Di acara yang membahas perlawanan terhadap hoaks itu, aktivis Nahdlatul Ulama (NU) yang aktif di jejaring sosial tersebut juga menekankan bahwa edukasi harus dilakukan agar masyarakat bisa membedakan berita palsu atau tidak.

Menurut dia, beberapa oknum sudah lebih kreatif membuat hoaks yang mudah dipercaya oleh orang yang baru memakai teknologi dan disebarkan dengan cepat di media sosial dan aplikasi pesan.

"Hoaks itu awalnya hanya edit memakai Photoshop, lalu membuat website abal-abal, dan yang terbaru menurut saya adalah menarasikan hoaks menggunakan video ditambah dengan foto-foto yang tidak ada hubungannya," ungkap Guntur Romli.

Dia mengambil contoh bagaimana kekerasaan yang dialami oleh Rohingya disunting menggunakan foto dari kejadian di Thailand dan Kashmir.

Baca juga: Kominfo catat 30 hoaks tersebar di 1.932 laman selama ricuh 21-22 Mei

Berita seperti itu, menurut Romli, dipercaya oleh warganet yang masih awam dan tidak bisa membedakan hoaks dan kemudian disebarkan ke grup-grup di aplikasi pesan.

"Rata-rata sekarang sumber informasi dari masyarakat, netizen pemula dari situ," tegasnya.

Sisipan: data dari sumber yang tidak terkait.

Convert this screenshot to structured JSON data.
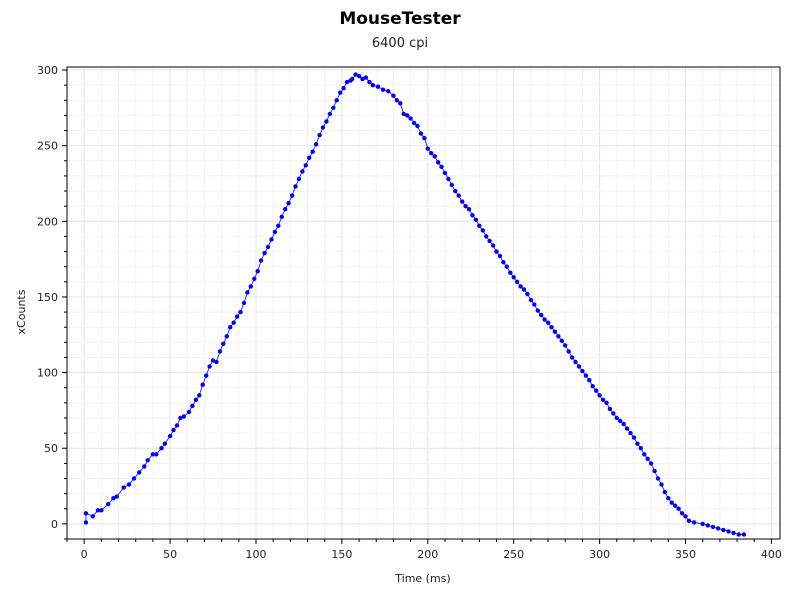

Beredarnya hoaks yang terjadi akhir-akhir ini terutama jelang Pemilihan Umum (Pemilu) 2019 mempengaruhi turunnya aspek kebebasan sipil pada Indeks Demokrasi Indonesia (IDI) pada 2018.

Menurut data IDI 2018 yang dirilis Badan Pusat Statistik (BPS), aspek kebebasan sipil 2018 turun 0,29 poin dari tahun sebelumnya dan saat ini berada pada angka 78,46 persen. Turun dari 78,75 pada 2017.

Aspek ini sempat memasuki katagori baik (di atas 80) pada periode 2009-2011 dan 2014-2015.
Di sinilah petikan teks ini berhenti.